A collection of implementations of the unalikeability metric in various languages.

I learned most of what I learned about the unalikeability from this little paper: http://www.amstat.org/publications/jse/v15n2/kader.html.

I made this repository because very few individuals that I spoke to knew of the unalikeability metric, how simple it was, or what it could be used for. It's a nice little metric that should be used more often. Some people like to refer to this as akin to the "variance of a categorical random variable". That's cool too.

The other reason I made this was because I had a hard time getting the unalikeability correctly written when I first wrote it, and wanted to have a source to get back to. I later found that it was because I was trying to extrapolate the "Quantifying Variability with Two Categories" metric in the paper I cited above, but it's probably useful to have a place for it. It's not that complicated but it's a worthwhile metric to have on hand!

Unalikeability is a measure of the distribution of classifications in a multivariate distribution. Less abstractly: the unalikeability of a collection of discrete measurements is a measure of how much the measurements agree with one another in their characterization of a system. More concretely may be an example:

Imagine you have a multiclass classifier analyzing matrices that represent digits from the MNIST database, and you had a collection of digits that were all supposed to be the same digit, (i.e: you have a collection of these matrices, and each matrix is ostensibly supposed to correspond to a handwritten digit of the number 7). Let's imagine that your classifier will look at a matrix and then spit out the digit that it thinks the matrix corresponded to. Maybe in pythonic pseudocode, something like this:

...
results = []
for image in mnist_images_sevens:
  results.append(classifier.Classify(image))
print(results[:5])

The results may look like:

[ 7 7 1 7 7 2 ]

The mission of unalikeability metric is to determine how well your classifier picked up on the "7"-ness of the collection of mnist images (it also speaks a bit to the actual "7"-ness of the collection itself, devoid of your classifiers performance, but that's a bit harder to ascertain without knowing a little something about the performance of your classifier in the first place).

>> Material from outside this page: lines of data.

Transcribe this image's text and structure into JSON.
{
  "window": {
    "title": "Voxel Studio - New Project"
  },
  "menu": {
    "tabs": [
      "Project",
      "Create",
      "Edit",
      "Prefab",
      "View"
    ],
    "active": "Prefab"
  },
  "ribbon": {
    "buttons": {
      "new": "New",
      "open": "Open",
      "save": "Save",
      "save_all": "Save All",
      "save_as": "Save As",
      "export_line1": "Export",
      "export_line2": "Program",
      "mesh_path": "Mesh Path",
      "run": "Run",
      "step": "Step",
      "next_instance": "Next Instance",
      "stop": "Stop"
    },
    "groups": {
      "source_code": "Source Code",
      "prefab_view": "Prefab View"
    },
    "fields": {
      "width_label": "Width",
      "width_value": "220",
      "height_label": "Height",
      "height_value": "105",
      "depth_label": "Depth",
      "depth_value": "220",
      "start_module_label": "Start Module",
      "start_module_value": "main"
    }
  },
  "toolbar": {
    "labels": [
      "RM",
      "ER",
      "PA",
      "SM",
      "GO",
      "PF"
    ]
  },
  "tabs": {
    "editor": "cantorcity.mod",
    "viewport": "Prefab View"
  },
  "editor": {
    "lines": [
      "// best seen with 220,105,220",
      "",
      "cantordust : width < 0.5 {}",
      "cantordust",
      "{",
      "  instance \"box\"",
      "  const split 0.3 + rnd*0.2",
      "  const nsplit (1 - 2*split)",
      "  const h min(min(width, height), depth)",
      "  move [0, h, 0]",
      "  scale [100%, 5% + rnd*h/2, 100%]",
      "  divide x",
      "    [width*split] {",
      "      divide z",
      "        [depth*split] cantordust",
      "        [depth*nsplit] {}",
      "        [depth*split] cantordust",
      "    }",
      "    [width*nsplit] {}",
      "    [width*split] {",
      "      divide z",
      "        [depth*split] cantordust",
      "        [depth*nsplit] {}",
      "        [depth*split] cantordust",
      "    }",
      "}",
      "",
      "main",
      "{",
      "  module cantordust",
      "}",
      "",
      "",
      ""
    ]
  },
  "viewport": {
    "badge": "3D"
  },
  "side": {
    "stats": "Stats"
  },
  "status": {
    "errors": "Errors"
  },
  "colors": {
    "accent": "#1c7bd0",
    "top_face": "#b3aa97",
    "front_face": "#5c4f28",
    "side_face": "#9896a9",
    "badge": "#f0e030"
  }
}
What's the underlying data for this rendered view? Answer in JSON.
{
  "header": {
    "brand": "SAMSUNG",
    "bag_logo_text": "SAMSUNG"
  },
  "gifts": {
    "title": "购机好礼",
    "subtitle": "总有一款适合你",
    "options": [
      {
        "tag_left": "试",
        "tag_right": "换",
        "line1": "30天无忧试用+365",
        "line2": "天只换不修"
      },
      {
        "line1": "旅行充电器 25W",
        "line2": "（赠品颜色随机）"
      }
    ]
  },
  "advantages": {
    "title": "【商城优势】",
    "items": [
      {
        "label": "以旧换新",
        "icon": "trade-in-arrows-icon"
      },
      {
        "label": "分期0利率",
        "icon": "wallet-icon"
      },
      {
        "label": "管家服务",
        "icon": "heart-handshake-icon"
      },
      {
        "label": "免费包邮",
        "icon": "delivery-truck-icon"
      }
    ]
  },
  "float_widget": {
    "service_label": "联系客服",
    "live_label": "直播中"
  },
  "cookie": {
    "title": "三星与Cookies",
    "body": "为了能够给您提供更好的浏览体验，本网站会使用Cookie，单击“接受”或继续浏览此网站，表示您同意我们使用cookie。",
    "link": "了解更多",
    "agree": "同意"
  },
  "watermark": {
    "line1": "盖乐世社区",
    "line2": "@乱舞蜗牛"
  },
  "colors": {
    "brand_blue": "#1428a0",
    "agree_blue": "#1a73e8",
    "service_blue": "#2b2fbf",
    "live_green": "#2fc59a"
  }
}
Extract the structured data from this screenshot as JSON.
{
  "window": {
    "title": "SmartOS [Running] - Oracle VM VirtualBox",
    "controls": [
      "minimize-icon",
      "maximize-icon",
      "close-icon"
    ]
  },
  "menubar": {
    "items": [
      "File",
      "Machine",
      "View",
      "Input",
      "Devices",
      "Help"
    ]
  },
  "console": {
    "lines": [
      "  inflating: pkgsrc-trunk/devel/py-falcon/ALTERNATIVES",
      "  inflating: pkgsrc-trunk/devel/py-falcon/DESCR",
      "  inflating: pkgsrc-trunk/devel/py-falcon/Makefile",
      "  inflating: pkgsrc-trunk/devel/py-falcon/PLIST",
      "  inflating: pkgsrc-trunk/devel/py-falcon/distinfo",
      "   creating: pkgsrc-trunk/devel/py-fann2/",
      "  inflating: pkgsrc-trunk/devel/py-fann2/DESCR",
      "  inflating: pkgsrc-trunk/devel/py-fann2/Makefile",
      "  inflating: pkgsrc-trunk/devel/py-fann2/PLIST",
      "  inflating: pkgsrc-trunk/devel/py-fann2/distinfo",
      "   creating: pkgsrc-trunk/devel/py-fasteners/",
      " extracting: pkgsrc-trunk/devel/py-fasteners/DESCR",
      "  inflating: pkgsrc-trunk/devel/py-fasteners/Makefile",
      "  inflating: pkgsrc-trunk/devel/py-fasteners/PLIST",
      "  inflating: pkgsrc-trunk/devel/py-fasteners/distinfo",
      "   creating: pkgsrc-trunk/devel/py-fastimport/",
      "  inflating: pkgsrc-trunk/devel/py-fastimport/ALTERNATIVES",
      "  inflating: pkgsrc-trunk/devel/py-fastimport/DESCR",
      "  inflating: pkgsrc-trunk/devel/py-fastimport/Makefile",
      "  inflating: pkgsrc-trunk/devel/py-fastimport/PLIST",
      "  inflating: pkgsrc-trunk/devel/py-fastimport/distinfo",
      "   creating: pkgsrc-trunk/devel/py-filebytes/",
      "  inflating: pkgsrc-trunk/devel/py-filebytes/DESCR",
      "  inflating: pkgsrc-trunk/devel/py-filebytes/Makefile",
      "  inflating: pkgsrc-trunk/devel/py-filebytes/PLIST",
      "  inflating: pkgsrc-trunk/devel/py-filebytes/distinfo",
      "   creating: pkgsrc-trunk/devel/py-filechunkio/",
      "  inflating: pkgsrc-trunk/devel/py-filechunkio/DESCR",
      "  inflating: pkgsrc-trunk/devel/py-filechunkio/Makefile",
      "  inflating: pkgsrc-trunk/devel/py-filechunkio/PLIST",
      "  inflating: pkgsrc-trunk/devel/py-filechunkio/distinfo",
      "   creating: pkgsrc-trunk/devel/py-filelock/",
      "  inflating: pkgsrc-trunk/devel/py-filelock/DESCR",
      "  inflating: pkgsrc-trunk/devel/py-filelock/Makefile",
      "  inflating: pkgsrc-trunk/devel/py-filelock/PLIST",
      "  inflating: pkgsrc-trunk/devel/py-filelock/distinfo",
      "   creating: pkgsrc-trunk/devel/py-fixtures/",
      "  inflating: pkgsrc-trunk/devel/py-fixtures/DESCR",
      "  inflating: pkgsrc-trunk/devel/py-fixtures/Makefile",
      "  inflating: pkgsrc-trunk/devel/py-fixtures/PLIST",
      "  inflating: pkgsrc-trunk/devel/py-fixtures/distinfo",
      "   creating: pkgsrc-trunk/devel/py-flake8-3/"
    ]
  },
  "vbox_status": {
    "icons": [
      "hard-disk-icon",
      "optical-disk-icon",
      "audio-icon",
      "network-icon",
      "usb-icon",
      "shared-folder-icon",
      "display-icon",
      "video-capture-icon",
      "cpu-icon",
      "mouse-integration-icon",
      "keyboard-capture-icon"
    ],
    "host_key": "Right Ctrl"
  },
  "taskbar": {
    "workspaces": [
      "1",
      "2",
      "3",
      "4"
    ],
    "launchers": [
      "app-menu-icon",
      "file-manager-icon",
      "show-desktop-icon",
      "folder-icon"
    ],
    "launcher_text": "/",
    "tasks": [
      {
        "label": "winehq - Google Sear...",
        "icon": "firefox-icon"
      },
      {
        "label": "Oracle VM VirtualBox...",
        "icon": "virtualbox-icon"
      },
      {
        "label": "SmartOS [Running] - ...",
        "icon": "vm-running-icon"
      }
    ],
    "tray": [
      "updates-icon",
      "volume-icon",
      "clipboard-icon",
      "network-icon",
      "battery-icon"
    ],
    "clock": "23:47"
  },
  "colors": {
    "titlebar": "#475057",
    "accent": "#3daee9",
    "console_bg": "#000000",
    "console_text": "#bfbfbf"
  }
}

If the results looked like: [7 7 7 7 7 7 ], you would want that to have an unalikeability of 0.0, because the classifier's understanding of the data was that it was unalike any of the other classes. On the other hand, if the result was [ 1 2 3 4 5 7 ], then you would want an unalikeability of 1.0, because the classifier understood the data to be very "alike" members of the other classes of categorical data.

It's a useful metric for evaluating the performance of multiclass classifiers, and can be used for all sorts of problems that deal with different measurements of a categorical measurement (it's essentially like the discretized version of the variance of a variable)

The implementation of unalikeability is pretty interesting. Here it is in more pythonic-pseudocode:

import collections
map_of_int_counts  = collections.Counter()
for i in list_of_ints:
    map_of_int_counts[i] += 1.0
unalikeability_sum = 0.0
number_of_measurements = sum(map_of_int_counts.values())
for count in map_of_int_counts.values():
    unalikeability_sum += (count/number_of_measurements)^2
unalikeability = 1 - unalikeability_sum

You can see that this number will be 0.0 if every number in list_of_ints is the same, and will approach (but not quite reach) 1.0 if every number in list_of_ints is different. A more brave implementation (like the ones in this repo) will return 1.0 as a convenience if every element in list_of_ints is the same.